Ituri : la société civile saisit le CSAC contre le lieutenant Jules Ngongo pour « dérives médiatiques »
La société civile, forces vives de la République démocratique du Congo, vient de saisir le Conseil supérieur de l’audiovisuel et de la communication (CSAC) pour les dérives médiatiques constatées dans les interventions du lieutenant Jules Ngongo, porte-parole des FARDC en Ituri.
Dans sa lettre ouverte du 10 juin, la société civile, forces vives, rappelle la nécessité de veiller au strict respect des principes d’éthique, de déontologie professionnelle et de responsabilité dans la communication publique. Cette structure insiste sur le contexte sécuritaire de l’Ituri où chaque mot compte.
Jean Bosco Lalo, coordonnateur national de la société civile, forces vives, demande au CSAC de prendre ses responsabilités et de convoquer le responsable de la radio FARDC/Ituri qui, selon la société civile, est l’auteur des messages qui divisent au lieu d’unir.
“Premièrement, les messages diffusés divisent au lieu de rassembler. Dans une province meurtrie comme l’Ituri, chaque mot compte. Une radio ne doit jamais opposer les communautés. Deuxièmement, des faits graves sont niés. Le 28 avril 2026, des centaines de nos frères et sœurs ont été odieusement massacrés dans la région de Pimbo Pasa. Des corps n’ont toujours pas de sépulcre. Pourtant, la RTFI a nié ces attaques jusqu’à aujourd’hui. Troisièmement, élus, acteurs de la société civile, leaders communautaires, tous ceux qui osent critiquer sont intimidés publiquement sur cette radio.
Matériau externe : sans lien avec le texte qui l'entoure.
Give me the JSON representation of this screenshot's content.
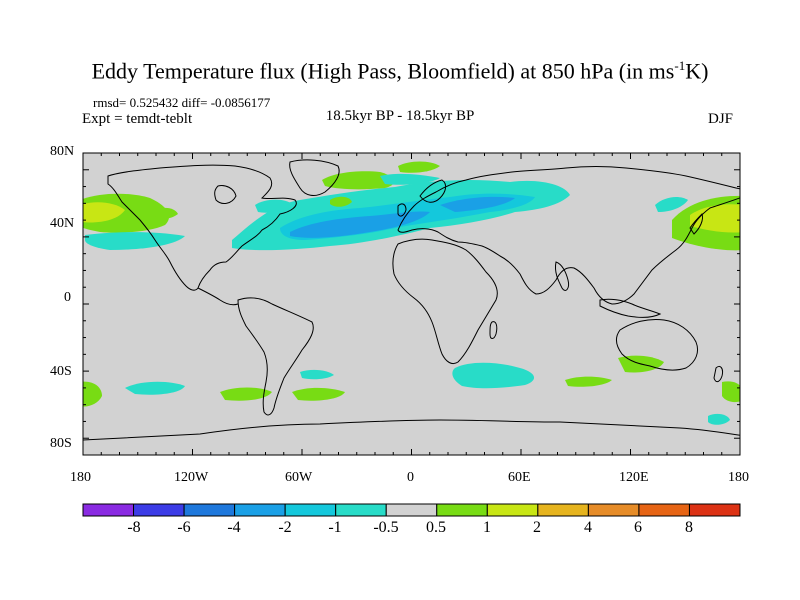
{
  "title": "Eddy Temperature flux (High Pass, Bloomfield) at 850 hPa (in ms",
  "title_sup": "-1",
  "title_end": "K)",
  "stats": "rmsd= 0.525432 diff= -0.0856177",
  "expt": "Expt = temdt-teblt",
  "center_label": "18.5kyr BP - 18.5kyr BP",
  "season": "DJF",
  "lat_labels": [
    "80N",
    "40N",
    "0",
    "40S",
    "80S"
  ],
  "lon_labels": [
    "180",
    "120W",
    "60W",
    "0",
    "60E",
    "120E",
    "180"
  ],
  "colorbar": {
    "labels": [
      "-8",
      "-6",
      "-4",
      "-2",
      "-1",
      "-0.5",
      "0.5",
      "1",
      "2",
      "4",
      "6",
      "8"
    ],
    "colors": [
      "#8a2be2",
      "#3c3ce6",
      "#1e78dc",
      "#1aa0e6",
      "#14c8dc",
      "#28dcc8",
      "#d2d2d2",
      "#78dc14",
      "#c8e614",
      "#e6b41e",
      "#e68c28",
      "#e66414",
      "#dc3214"
    ]
  },
  "map_colors": {
    "ocean_land_background": "#d2d2d2",
    "coast": "#000000"
  }
}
Début octobre 2024, le président de l’Assemblée nationale, Vital Kamerhe à l’époque, avait déjà alerté. Il avait demandé des sanctions. Deux ans plus tard, rien n’a changé. Nous demandons au CSAC, gardien de l’éthique médiatique, d’agir concrètement. 1. Auditer les contenus de la RTFI. 2. Convoquer les responsables. 3. Rappeler à cette radio sa mission première : informer, unir. Nous saluons les efforts du chef de l’État et la nomination du général Kasongo Mulumba Gaby. Mais la paix se gagne aussi sur les ondes. Et la radio de l’État doit servir tout le peuple, pas le diviser », a-t-il déclaré.